Prevalence vs. Provenance: The McAfee Incident

April 27, 2010

April 21, 2010 was a bad day for our friends at McAfee.   Let’s call it Black Wednesday for the purposes of this blog.

First some background:

There has been a lot of rhetoric around “Reputation Services.”  Here is the lay person, real world idea behind Reputation Services:

If I have seen you before, and I think I recognize you, then I’ll add you to my “reputation list.”

This is the idea of “prevalence-based” whitelisting.  All of the big guys (Symantec, McAfee, Trend) have some form of this.  Not that these “voting-based” methods aren’t useful, they are, but they are “community-based” and therefore have some major limitations.  Given that reputation still falls under the category of “Assumed Trust,” rather than “Explicit Trust,” it still has a significant chance of errors (False Positive, False Negative).

On Black Wednesday McAfee learned an important  lesson the hard way.  My point here is NOT to pile on the effort to vilify McAfee.  It could, and might have happened with any other vendor that relies on Assumed Trust methods.

Here are some of the posts from the McAfee web site:

Let me break this down a bit more:

For those of you that commented in the McAfee Blog “What the heck is a false positive?” – let me provide a quick answer.

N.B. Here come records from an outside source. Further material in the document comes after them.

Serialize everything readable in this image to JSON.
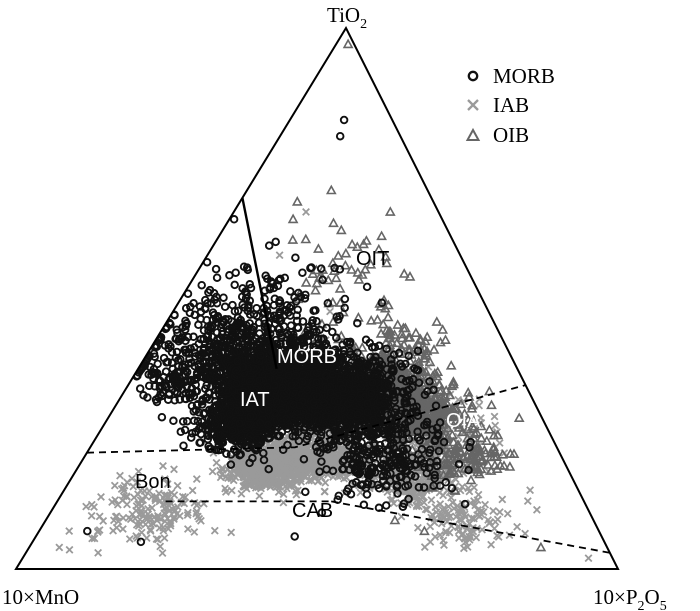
{
  "chart_data": {
    "type": "scatter",
    "subtype": "ternary",
    "title": "",
    "vertices": {
      "top": {
        "main": "TiO",
        "sub": "2"
      },
      "left": {
        "main": "10×MnO",
        "sub": ""
      },
      "right": {
        "main": "10×P",
        "sub": "2",
        "tail": "O",
        "sub2": "5"
      }
    },
    "legend": {
      "placement": "top-right",
      "entries": [
        {
          "name": "MORB",
          "marker": "circle",
          "color": "#111111"
        },
        {
          "name": "IAB",
          "marker": "x",
          "color": "#9a9a9a"
        },
        {
          "name": "OIB",
          "marker": "triangle",
          "color": "#666666"
        }
      ]
    },
    "fields": [
      {
        "label": "OIT",
        "color": "#000000"
      },
      {
        "label": "MORB",
        "color": "#ffffff"
      },
      {
        "label": "IAT",
        "color": "#ffffff"
      },
      {
        "label": "OIA",
        "color": "#ffffff"
      },
      {
        "label": "Bon",
        "color": "#000000"
      },
      {
        "label": "CAB",
        "color": "#000000"
      }
    ],
    "series": [
      {
        "name": "MORB",
        "clusters": [
          {
            "ti": 0.33,
            "mn": 0.43,
            "p": 0.24,
            "spread": 0.05,
            "count": 1700
          },
          {
            "ti": 0.34,
            "mn": 0.36,
            "p": 0.3,
            "spread": 0.06,
            "count": 900
          },
          {
            "ti": 0.31,
            "mn": 0.3,
            "p": 0.39,
            "spread": 0.06,
            "count": 800
          },
          {
            "ti": 0.4,
            "mn": 0.46,
            "p": 0.14,
            "spread": 0.08,
            "count": 400
          },
          {
            "ti": 0.27,
            "mn": 0.51,
            "p": 0.22,
            "spread": 0.05,
            "count": 450
          },
          {
            "ti": 0.2,
            "mn": 0.3,
            "p": 0.5,
            "spread": 0.07,
            "count": 250
          },
          {
            "ti": 0.36,
            "mn": 0.58,
            "p": 0.06,
            "spread": 0.05,
            "count": 130
          },
          {
            "ti": 0.46,
            "mn": 0.35,
            "p": 0.19,
            "spread": 0.07,
            "count": 150
          }
        ],
        "scatter": [
          [
            0.83,
            0.08,
            0.09
          ],
          [
            0.8,
            0.1,
            0.1
          ],
          [
            0.07,
            0.85,
            0.08
          ],
          [
            0.06,
            0.51,
            0.43
          ],
          [
            0.05,
            0.77,
            0.18
          ],
          [
            0.12,
            0.2,
            0.68
          ]
        ]
      },
      {
        "name": "IAB",
        "clusters": [
          {
            "ti": 0.19,
            "mn": 0.5,
            "p": 0.31,
            "spread": 0.04,
            "count": 650
          },
          {
            "ti": 0.21,
            "mn": 0.4,
            "p": 0.39,
            "spread": 0.05,
            "count": 550
          },
          {
            "ti": 0.17,
            "mn": 0.27,
            "p": 0.56,
            "spread": 0.05,
            "count": 320
          },
          {
            "ti": 0.11,
            "mn": 0.73,
            "p": 0.16,
            "spread": 0.06,
            "count": 160
          },
          {
            "ti": 0.09,
            "mn": 0.22,
            "p": 0.69,
            "spread": 0.05,
            "count": 110
          },
          {
            "ti": 0.25,
            "mn": 0.2,
            "p": 0.55,
            "spread": 0.06,
            "count": 130
          },
          {
            "ti": 0.31,
            "mn": 0.38,
            "p": 0.31,
            "spread": 0.08,
            "count": 150
          }
        ],
        "scatter": [
          [
            0.04,
            0.91,
            0.05
          ],
          [
            0.03,
            0.85,
            0.12
          ],
          [
            0.07,
            0.88,
            0.05
          ],
          [
            0.66,
            0.22,
            0.12
          ],
          [
            0.58,
            0.3,
            0.12
          ],
          [
            0.02,
            0.04,
            0.94
          ]
        ]
      },
      {
        "name": "OIB",
        "clusters": [
          {
            "ti": 0.33,
            "mn": 0.24,
            "p": 0.43,
            "spread": 0.05,
            "count": 500
          },
          {
            "ti": 0.29,
            "mn": 0.2,
            "p": 0.51,
            "spread": 0.05,
            "count": 350
          },
          {
            "ti": 0.53,
            "mn": 0.22,
            "p": 0.25,
            "spread": 0.07,
            "count": 55
          },
          {
            "ti": 0.42,
            "mn": 0.18,
            "p": 0.4,
            "spread": 0.06,
            "count": 70
          },
          {
            "ti": 0.21,
            "mn": 0.16,
            "p": 0.63,
            "spread": 0.05,
            "count": 140
          }
        ],
        "scatter": [
          [
            0.97,
            0.01,
            0.02
          ],
          [
            0.7,
            0.16,
            0.14
          ],
          [
            0.66,
            0.08,
            0.26
          ],
          [
            0.04,
            0.11,
            0.85
          ],
          [
            0.09,
            0.33,
            0.58
          ],
          [
            0.07,
            0.29,
            0.64
          ]
        ]
      }
    ],
    "boundaries": [
      {
        "style": "solid",
        "points": [
          [
            0.686,
            0.314,
            0.0
          ],
          [
            0.37,
            0.4,
            0.23
          ]
        ]
      },
      {
        "style": "dashed",
        "points": [
          [
            0.215,
            0.785,
            0.0
          ],
          [
            0.225,
            0.435,
            0.34
          ],
          [
            0.34,
            0.0,
            0.66
          ]
        ]
      },
      {
        "style": "dashed",
        "points": [
          [
            0.125,
            0.695,
            0.18
          ],
          [
            0.125,
            0.42,
            0.455
          ]
        ]
      },
      {
        "style": "dashed",
        "points": [
          [
            0.125,
            0.42,
            0.455
          ],
          [
            0.03,
            0.0,
            0.97
          ]
        ]
      }
    ]
  }
}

In blacklisting methods like AV, it is incorrectly reporting something that is “good” as “bad”.  Reciprocally, a False Negative is incorrectly reporting that something that is “bad” as “good”. On Black Wednesday Mcafee’s software incorrectly reported a critical Windows executable as bad, and subsequently quarantined the file.

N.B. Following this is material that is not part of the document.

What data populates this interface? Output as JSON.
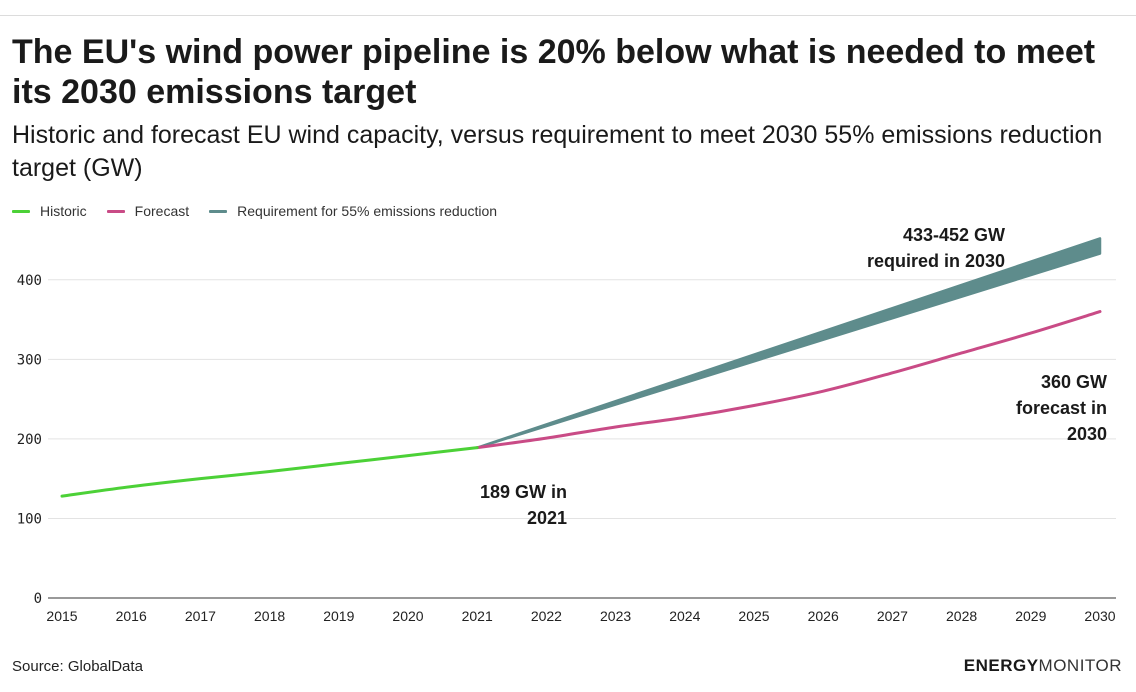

Whitelist or blacklist aside for the moment, the issue is really all about signal to noise ratio. How do I attenuate the signal, and make it unambiguous?  I can either pump up the “detection” amplitude, or reduce the “noise” – preferably both.

I wrote a three-part blog on this a few months ago for geeks like me to go deeper into this subject. Here are the references to that work:

So what is “Software Provenance” and why does it matter? Think about it this way. All software has DNA.  If we take a swab of that DNA upstream from the community, preferably when the software is being “born” at the actual manufacturing site, then we have a real edge, which is:

  • We have supply chain knowledge (I can tell whether code found in the wild is actually the code that was built and shipped by the named vendor).
  • We have more certainty that the code is “real” and not just assumed real as is often the case with graylist and reputation-based systems.

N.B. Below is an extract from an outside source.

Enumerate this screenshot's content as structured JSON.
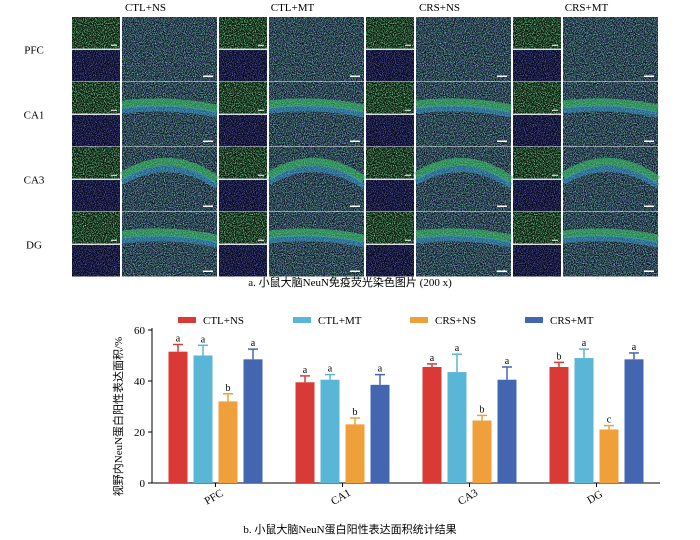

True whitelisting does this.  It provides a mechanism to set and enforce EXPLICIT TRUST with individual software components, packages, and indeed entire business services from power-on through cursor move.  All other methods are just extensions of the old assumed trust methods, and are subject to sever signal to noise issues.

End-to-end explicit trust based or high-resolution reference image management, sourced with known-provenance whitelisting is on its way.    This transition will demark our graduation to real Security 2.0 methods

We need Security 2.0 now.   Until we fully grasp this, I can almost guarantee we will see another Black Wednesday.